Clifford shook his head. “Son, you’re missing the point. I know you think we’re old-fashioned, paranoid, and who knows what else—”
“No, I know what else. Yolanda, what’s that word you always using for people who can’t function without certain other motherfuckers in they lives?”
“ ‘Codependent,’ ” she shot back.
“Right.” Winston turned to face Clifford and his rat pack. “Y’all codependent.… Yolanda, what’s that word you always use to describe me, Smush, Whitey, and Armello?”
“ ‘Homoerotic’?” she said, a little unsure of her answer.
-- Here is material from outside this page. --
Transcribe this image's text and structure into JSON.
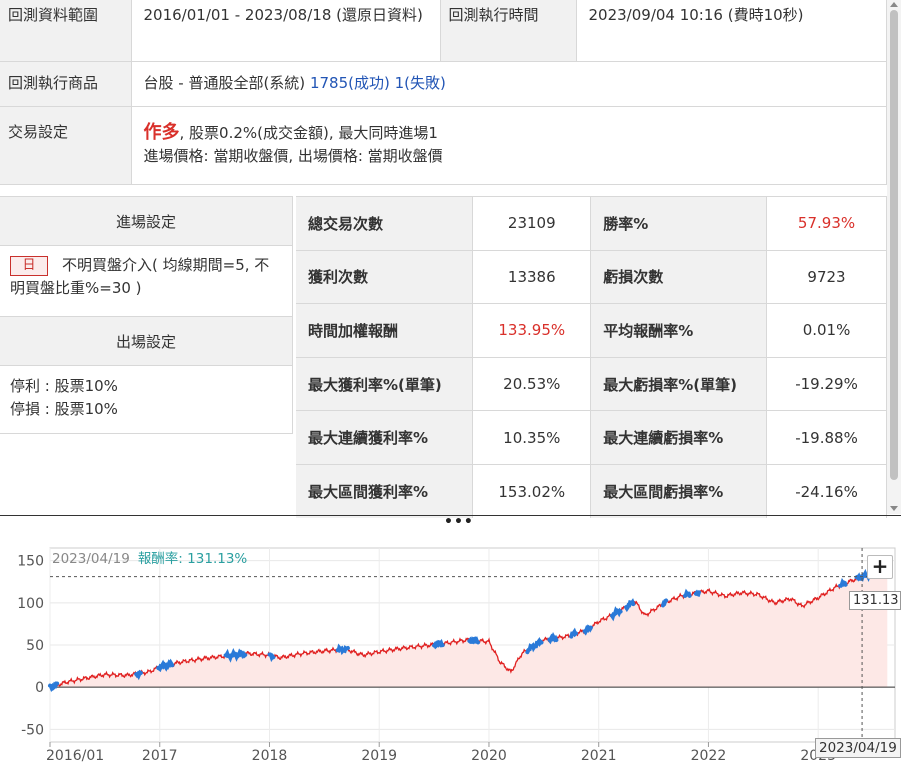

“Yup, that’s it. Daddy, you, Sugarshack, and them are all old-fashioned, paranoid, codependent homoerotics.” Winston started flicking green snow peas from atop the mound of yellow rice at his father’s friends. “Now bounce! Before you motherfuckers start talking about John Coltrane.”
“That’s wrong, Winston.”
“Pops, you go too if you want.”
Clifford remained seated while Gusto, Dawoud, Sugarshack, and Duke got to up leave, pulling their collars up around their necks, tugging on the sleeves of their jackets, and patting down their Afros, trying to maintain their expired seventies insouciant chic. “No need to bring Coltrane into this,” said Gusto, licking his fingers, then matting down his eyebrows. Winston beat a rhythm on the tabletop, mocking their poetry as they skulked into the hallway.
Coltrane be superbad .
Coltrane be black love .
Coltrane be a love supreme. A love supreme .
Coltrane be a burrito supreme. A burrito supreme .
“You call that poetry? I admit, when y’all used to bogart my tape deck, I liked that nigger’s music. That fucking horn would calm you down like a back rub. But after listening to you clowns write about his shit, I can’t stand his music. Whenever I hear one of his tunes I think about your bullshit poetry. Y’all must be killing the nigger’s record sales.”
Extremely satisfied with himself, Winston returned to shoveling food into his mouth. “Man, that felt good, yo.” Everyone was staring at him with varying degrees of incredulity. “What y’all looking at?” he demanded, speaking with his mouth full.
Spencer waited for Winston to swallow, looked him in the eye, and asked the question that forever has hounded any miscreant who’s ever tried to set his or her life straight. “Winston, what do you want to do?”
A grim look of concern crossed Winston’s face. This question had been asked of him countless times, and for the first time in his life he didn’t respond with his stock answer: “I don’t have to do nothing but stay black and die.” He couldn’t verbalize it, but Winston was feeling the onset of the freedom his father and Inez were always saying his ancestors died for. “What do I want to do? I don’t know, but I want to do something.”